When comparing LGB and straight people in low-stigma communities, we found little to no difference in their health and wellbeing. However, differences were much larger when comparing LGB and straight people in high-stigma communities.

 It is worth stressing that our estimates come from statistical models adjusting for a host of individual characteristics (such as age, gender or education) and electorate factors (such as unemployment rates and median income) that could otherwise bias the results. The Conversation

An interactive one is at the link.

That's basically the gist of the study's findings, although there's much more summarised at The Conversation. The conclusions drawn are this:

Our findings are consistent with the notion that the disadvantage experienced by LGB people in society stems from social environments that are hostile to them.

 Even within a relatively progressive country such as Australia, the lack of acceptance of LGB people and the dearth of social support that they receive are to a large extent responsible for their overall poor health and wellbeing.

 Inclusive policies, such as the same-sex marriage provision, undoubtedly contribute to improving the visibility of LGB people and normalising their life experiences.

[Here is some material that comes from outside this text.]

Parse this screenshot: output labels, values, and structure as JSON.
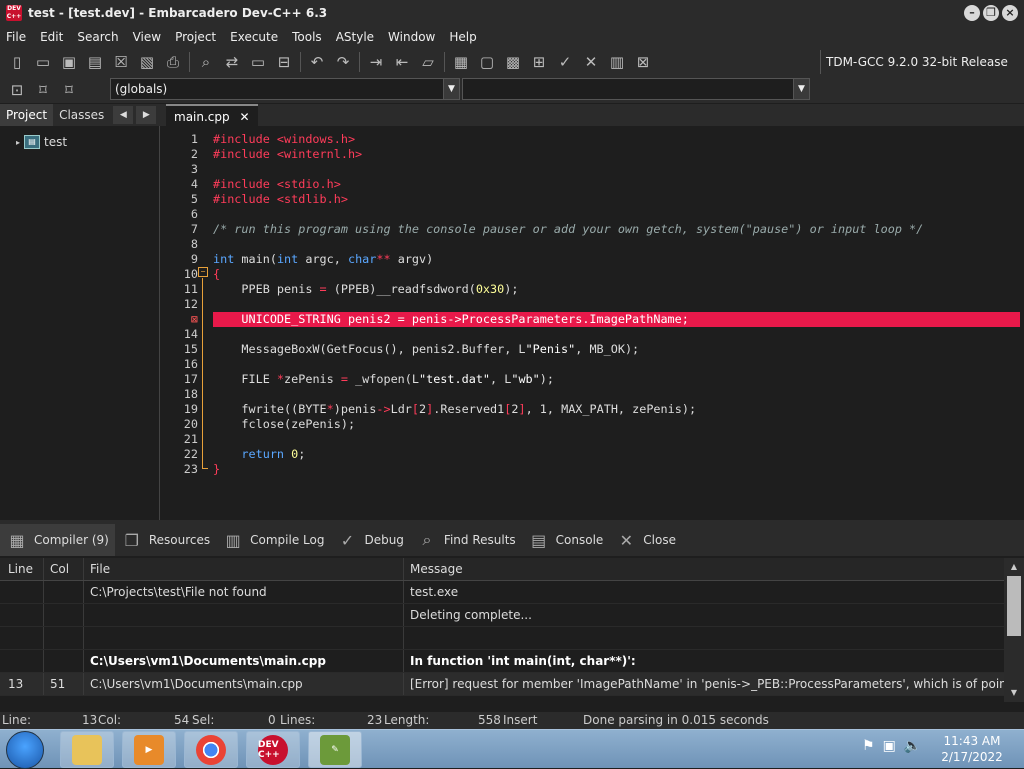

 But more is needed to redress the social inequality experienced by the LGB community. As our research indicates, tackling cultural forms of stigma and providing commensurate social support to our LGB and heterosexual neighbours is part of the solution. The Conversation
In short, yes, living in a homophobic community makes you sick if you're LGB. This study proves it. And if it's this bad for LGB people, then what must it be like for trans, intersex and queer?

What's more, imagine the culminative effect of having a national survey on who you are in a public vote on your human rights? In which stigma and homophobia was given a national stage? Appalling yes, and we won't forget it was a Liberal/National gov that did this to us.

If anyone's reading this who voted No, I would suggest you look at the consequences of your behaviour towards us. Especially if you're using religion to be as such. Your stance and attitudes cause our community real harm. It's a proven fact.